Now, the reason this is not specific to FltDoCompletionProcessingWhenSafe is because I already asserted that the storage driver never completes a request at DPC so calling FltDoCompletionProcessingWhenSafe is unnecessary. However, even if the storage driver could call IoCompleteRequest at DPC, FltDoCompletionProcessingWhenSafe would simply return STATUS_MORE_PROCESSING_REQUIRED so the thread where IoCompleteRequest would not be blocked. Besides, that thread would likely be an arbitrary thread anyway (since completion at DPC usually happens in whatever thread happened to be running when the request was completed by the hardware.. ) . Anyway, there are other more complicated reasons why this in fact simply can't happen when the thread actually completes at DPC (or at least I don't think so) but I won't go into that now.

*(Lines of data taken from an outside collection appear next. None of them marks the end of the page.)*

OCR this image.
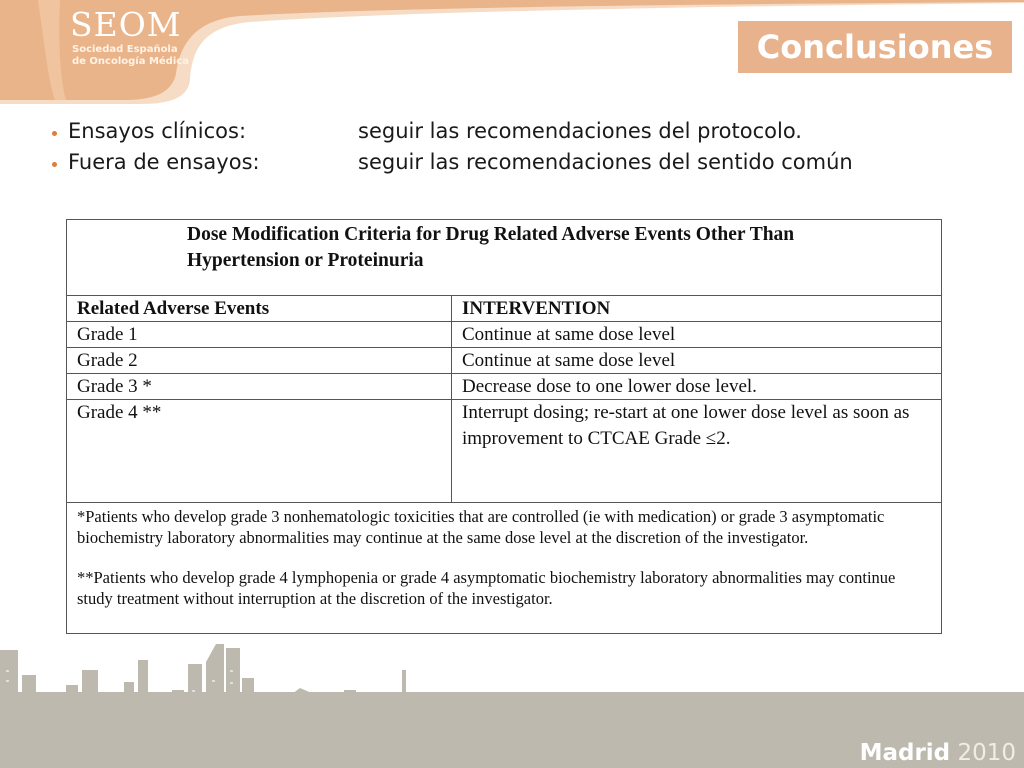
SEOM
Sociedad Española
de Oncología Médica	Conclusiones
Ensayos clínicos:	seguir las recomendaciones del protocolo.
Fuera de ensayos:	seguir las recomendaciones del sentido común
Dose Modification Criteria for Drug Related Adverse Events Other Than
Hypertension or Proteinuria	

Related Adverse Events	INTERVENTION
Grade 1	Continue at same dose level
Grade 2	Continue at same dose level
Grade 3 *	Decrease dose to one lower dose level.
Grade 4 **	Interrupt dosing; re-start at one lower dose level as soon as improvement to CTCAE Grade ≤2.

*Patients who develop grade 3 nonhematologic toxicities that are controlled (ie with medication) or grade 3 asymptomatic biochemistry laboratory abnormalities may continue at the same dose level at the discretion of the investigator.

**Patients who develop grade 4 lymphopenia or grade 4 asymptomatic biochemistry laboratory abnormalities may continue study treatment without interruption at the discretion of the investigator.	

Madrid 2010
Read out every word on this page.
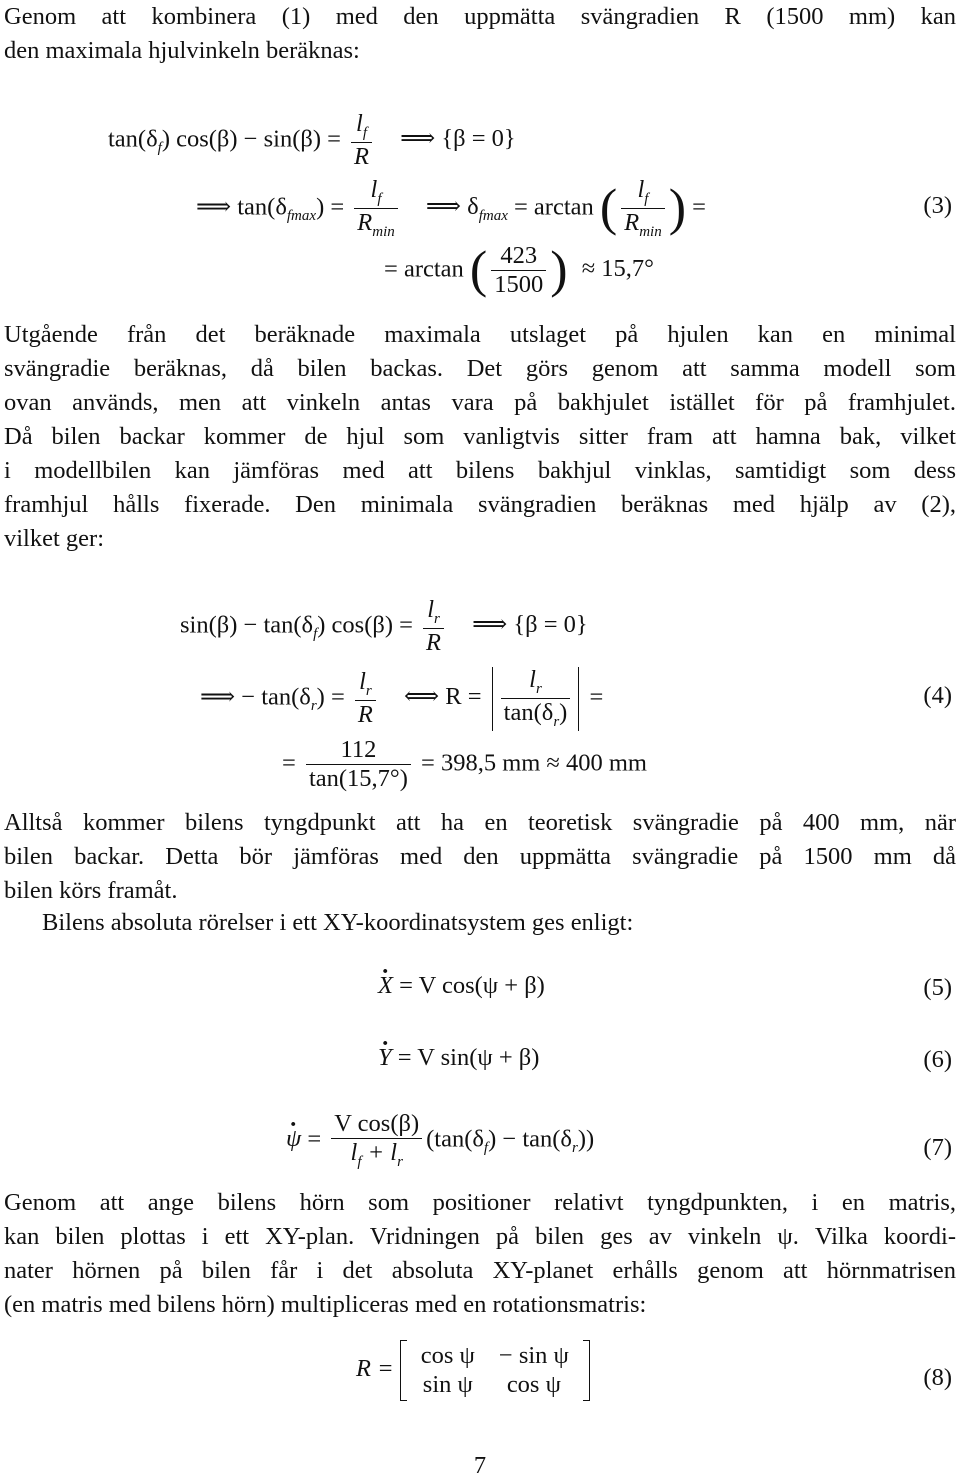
Genom att kombinera (1) med den uppmätta svängradien R (1500 mm) kan
den maximala hjulvinkeln beräknas:
$\tan(\delta_f) \cos(\beta) - \sin(\beta) = \frac{l_f}{R}$ ⟹ {β = 0}
⟹ $\tan(\delta_{fmax}) = \frac{l_f}{R_{min}}$ ⟹ $\delta_{fmax} = \arctan$ ( $\frac{l_f}{R_{min}}$ ) =	(3)
= arctan ( $\frac{423}{1500}$ ) ≈ 15,7°
Utgående från det beräknade maximala utslaget på hjulen kan en minimal
svängradie beräknas, då bilen backas. Det görs genom att samma modell som
ovan används, men att vinkeln antas vara på bakhjulet istället för på framhjulet.
Då bilen backar kommer de hjul som vanligtvis sitter fram att hamna bak, vilket
i modellbilen kan jämföras med att bilens bakhjul vinklas, samtidigt som dess
framhjul hålls fixerade. Den minimala svängradien beräknas med hjälp av (2),
vilket ger:
$\sin(\beta) - \tan(\delta_f) \cos(\beta) = \frac{l_r}{R}$ ⟹ {β = 0}
⟹ − $\tan(\delta_r) = \frac{l_r}{R}$ ⟺ $R = \frac{l_r}{\tan(\delta_r)}$ =	(4)
= $\frac{112}{\tan(15,7^\circ)} = 398,5$ mm ≈ 400 mm
Alltså kommer bilens tyngdpunkt att ha en teoretisk svängradie på 400 mm, när
bilen backar. Detta bör jämföras med den uppmätta svängradie på 1500 mm då
bilen körs framåt.
Bilens absoluta rörelser i ett XY-koordinatsystem ges enligt:
· X = V cos(ψ + β)	(5)
· Y = V sin(ψ + β)	(6)
· $\psi = \frac{\text{V cos(β)}}{l_f + l_r} (\tan(\delta_f) - \tan(\delta_r))$	(7)
Genom att ange bilens hörn som positioner relativt tyngdpunkten, i en matris,
kan bilen plottas i ett XY-plan. Vridningen på bilen ges av vinkeln ψ. Vilka koordi-
nater hörnen på bilen får i det absoluta XY-planet erhålls genom att hörnmatrisen
(en matris med bilens hörn) multipliceras med en rotationsmatris:
R = cos ψ	− sin ψ
sin ψ	cos ψ	(8)
7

However, one thing to keep in mind is that if completion doesn't actually happen at DPC, FltDoCompletionProcessingWhenSafe doesn't do anything more than call the user's completion function inline so the deadlock I described above can still happen.

So I guess the bottom line is that the warning that provoked this post should in fact be something more like :
Caution   To avoid deadlocks, minifilters should not perform synchronous requests from a postOp callback and should instead either:

  • queue the operation and return FLT_POSTOP_MORE_PROCESSING_REQUIRED from the postOp callback or
  • return FLT_PREOP_SYNCHRONIZE from the preOp

I hope this makes sense. Please feel free to comment on anything I might have missed (since this is a pretty complicated scenario and I haven't in fact ever seen this in practice so it's all hypothetical :) ).